Какому дряхлому, близорукому и бестолковому энтомологу взбрело в голову назвать чудесную черную бабочку с карминными пятнами на крыльях «адмиралом»? Что общего между адмиралом и бабочкой?.. Адмиралу почет и уважение. Адмирала встречают и провожают с трепетом, пышностью, с церемонией. Адмиралу становятся во фронт лихие молодцы в форменках с громом, с треском, с пылью из-под копыт. И все же адмирал — это всегда нечто отживающее, помятое и потускневшее. Жирные золотые гусеницы, свисающие с эполет, великодержавные размахи орлиных крыльев на них не могут прикрыть угасания, старческого, геморроидального разрушения. Адмирал похож на старого крокодила с выпадающими зубами. Он вызывает усмешку невежливой жалости, когда старается бодриться на трапе, во время качки.

«Мичманом» нужно было назвать эту замечательную бабочку… Мичманом!!!

Только у мичмана свежеотглаженный сюртук отливает таким же черным глянцем, как пыльца на нетронутых крыльях бабочки. Только у мичмана щеки могут так цвести полымем алого румянца. Только у мичмана могут так нежно вздрагивать тонкие усики. И только он может так воздушно, так невесомо порхать от цветка к цветку в благоухающем цветнике жизни.

И разве можно не дать готовой прогрызть кокон куколке возможность провести последние минуты перед преображением в неге, тепле и уюте? Чье жестокое сердце решится на это? Даже шелководы укутывают зреющие коконы в вату.

Через три дня в канцелярии госпиталя лежало готовое свидетельство о болезни. Получая его, Глеб уже цвел прежним, полнокровным двадцатилетним здоровьем. Щеки рдели от напора крови и радости, что можно на целых два месяца улизнуть от опостылевшего гардемаринского отряда и учебных «лоханок».
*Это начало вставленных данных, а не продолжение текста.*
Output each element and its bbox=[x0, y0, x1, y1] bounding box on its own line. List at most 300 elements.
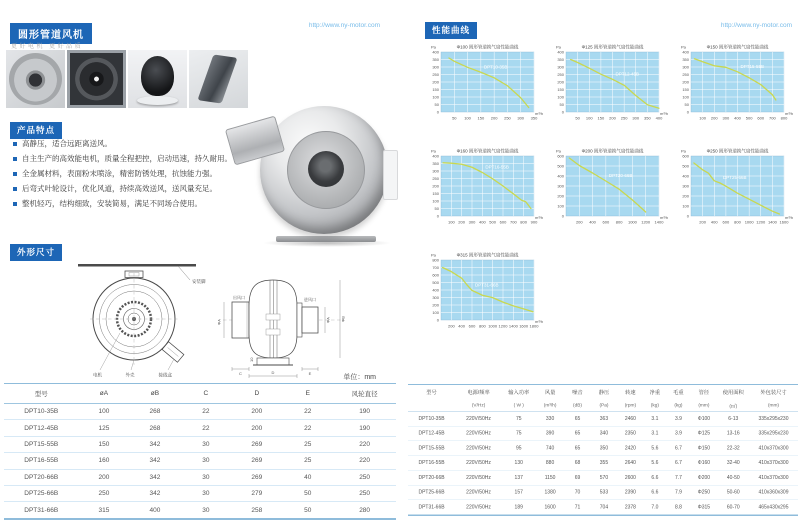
svg-text:350: 350 bbox=[557, 57, 564, 62]
x-axis-unit: m³/h bbox=[535, 319, 543, 324]
table-cell: 342 bbox=[129, 436, 180, 452]
svg-text:0: 0 bbox=[436, 317, 439, 323]
table-cell: 2390 bbox=[618, 485, 643, 500]
svg-text:150: 150 bbox=[432, 191, 439, 196]
svg-text:0: 0 bbox=[686, 109, 689, 115]
x-axis-unit: m³/h bbox=[660, 111, 668, 116]
svg-text:400: 400 bbox=[479, 219, 486, 225]
impeller-top-photo bbox=[6, 50, 65, 108]
chart-title: Φ160 圆形管道换气扇性能曲线 bbox=[456, 148, 519, 154]
svg-text:600: 600 bbox=[602, 219, 610, 225]
series-label: DPT15-55B bbox=[740, 63, 765, 69]
table-cell: DPT12-45B bbox=[4, 420, 78, 436]
table-cell: 71 bbox=[565, 500, 590, 515]
table-cell: 130 bbox=[502, 456, 535, 471]
svg-text:400: 400 bbox=[432, 153, 439, 159]
table-cell: 2640 bbox=[618, 456, 643, 471]
website-link[interactable]: http://www.ny-motor.com bbox=[308, 22, 380, 29]
table-units-row bbox=[408, 400, 798, 412]
table-cell: 22 bbox=[282, 404, 333, 420]
table-cell: 137 bbox=[502, 470, 535, 485]
svg-text:100: 100 bbox=[432, 198, 439, 204]
fan-bracket bbox=[383, 150, 398, 200]
table-row bbox=[408, 470, 798, 485]
svg-text:1200: 1200 bbox=[641, 219, 651, 225]
feature-item: 高静压，适合远距离送风。 bbox=[12, 139, 244, 148]
table-cell: 68 bbox=[565, 456, 590, 471]
svg-text:200: 200 bbox=[432, 183, 439, 189]
table-cell: 65 bbox=[565, 411, 590, 426]
svg-text:400: 400 bbox=[432, 49, 439, 55]
svg-text:800: 800 bbox=[734, 219, 741, 225]
table-cell: 465x430x295 bbox=[749, 500, 798, 515]
column-unit: (m³/h) bbox=[535, 400, 564, 412]
series-label: DPT31-66B bbox=[475, 282, 499, 288]
svg-text:100: 100 bbox=[464, 115, 471, 121]
feature-item: 自主生产的高效能电机，质量全程把控，启动迅速，持久耐用。 bbox=[12, 154, 244, 163]
svg-text:100: 100 bbox=[557, 94, 564, 100]
table-cell: 220V/50Hz bbox=[455, 426, 502, 441]
table-header-row bbox=[408, 385, 798, 400]
table-cell: 22 bbox=[180, 404, 231, 420]
feature-list bbox=[12, 139, 244, 214]
svg-text:800: 800 bbox=[780, 115, 788, 121]
svg-text:50: 50 bbox=[575, 115, 580, 121]
table-cell: 880 bbox=[535, 456, 564, 471]
column-unit: (mm) bbox=[690, 400, 717, 412]
table-cell: 40 bbox=[282, 469, 333, 485]
table-cell: 200 bbox=[231, 420, 282, 436]
table-cell: 250 bbox=[78, 485, 129, 501]
label-foot-height: 10 bbox=[249, 357, 254, 362]
performance-chart bbox=[547, 146, 669, 243]
table-cell: Φ100 bbox=[690, 411, 717, 426]
table-cell: DPT31-66B bbox=[4, 502, 78, 519]
svg-text:800: 800 bbox=[432, 257, 439, 263]
svg-text:350: 350 bbox=[432, 161, 439, 166]
table-cell: 200 bbox=[78, 469, 129, 485]
table-row bbox=[408, 411, 798, 426]
table-cell: 410x370x300 bbox=[749, 456, 798, 471]
svg-text:100: 100 bbox=[432, 94, 439, 100]
svg-text:500: 500 bbox=[557, 163, 564, 169]
table-row bbox=[408, 500, 798, 515]
label-outlet: 出风口 bbox=[233, 295, 245, 300]
table-cell: 340 bbox=[590, 426, 617, 441]
table-row bbox=[4, 436, 396, 452]
svg-text:900: 900 bbox=[530, 219, 538, 225]
bracket-icon bbox=[197, 54, 237, 103]
table-cell: 6.7 bbox=[667, 456, 691, 471]
table-cell: 400 bbox=[129, 502, 180, 519]
performance-charts-grid bbox=[422, 42, 800, 347]
column-header: 电源/频率 bbox=[455, 385, 502, 400]
column-header: 风量 bbox=[535, 385, 564, 400]
table-cell: 13-16 bbox=[718, 426, 749, 441]
performance-chart bbox=[547, 42, 669, 139]
table-cell: 268 bbox=[129, 420, 180, 436]
table-cell: 30 bbox=[180, 502, 231, 519]
column-header: 输入功率 bbox=[502, 385, 535, 400]
svg-text:300: 300 bbox=[432, 64, 439, 70]
table-row bbox=[408, 485, 798, 500]
y-axis-unit: Pa bbox=[431, 252, 436, 258]
label-dia-a-right: ΦA bbox=[325, 317, 331, 323]
performance-chart-svg bbox=[672, 42, 794, 139]
performance-chart bbox=[672, 42, 794, 139]
column-unit: (kg) bbox=[667, 400, 691, 412]
feature-item: 全金属材料，表面粉末喷涂，精密防锈处理，抗蚀能力强。 bbox=[12, 169, 244, 178]
chart-title: Φ150 圆形管道换气扇性能曲线 bbox=[706, 44, 769, 50]
table-cell: 22 bbox=[180, 420, 231, 436]
page-title: 圆形管道风机 bbox=[10, 23, 92, 44]
table-cell: 22-32 bbox=[718, 441, 749, 456]
table-cell: DPT16-55B bbox=[4, 453, 78, 469]
dimension-drawings bbox=[0, 258, 400, 380]
column-header: 型号 bbox=[408, 385, 455, 400]
table-cell: 69 bbox=[565, 470, 590, 485]
column-header: 外包装尺寸 bbox=[749, 385, 798, 400]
Шестьдесят суток вольной, беспечной жизни, одному, в своей комнате, в тишине, под заботливым крылом матери… Юг, акации в белом дурмане цветения, опаляющее солнце таврического июля вместо белесой подслеповатой балтийской фальшивки… Возвращаться только к сентябрю, а там, через месяц, производство — и прости-прощай навеки гардемаринство.

Глеб подпрыгнул.

— Ура!.. ура!.. ура!..

Правда, здесь, на отдыхе в родном, с детства милом, городе, и гардемаринские погоны с якорьком имели свою прелесть. С их ворожащим, неотвратимым блеском не могли сравниться даже неимоверные, до пят, шинели николаевских юнкеров, матовый бархат околышей «михайлонов», даже прозрачный, как у тающих льдинок, звон савельевских шпор.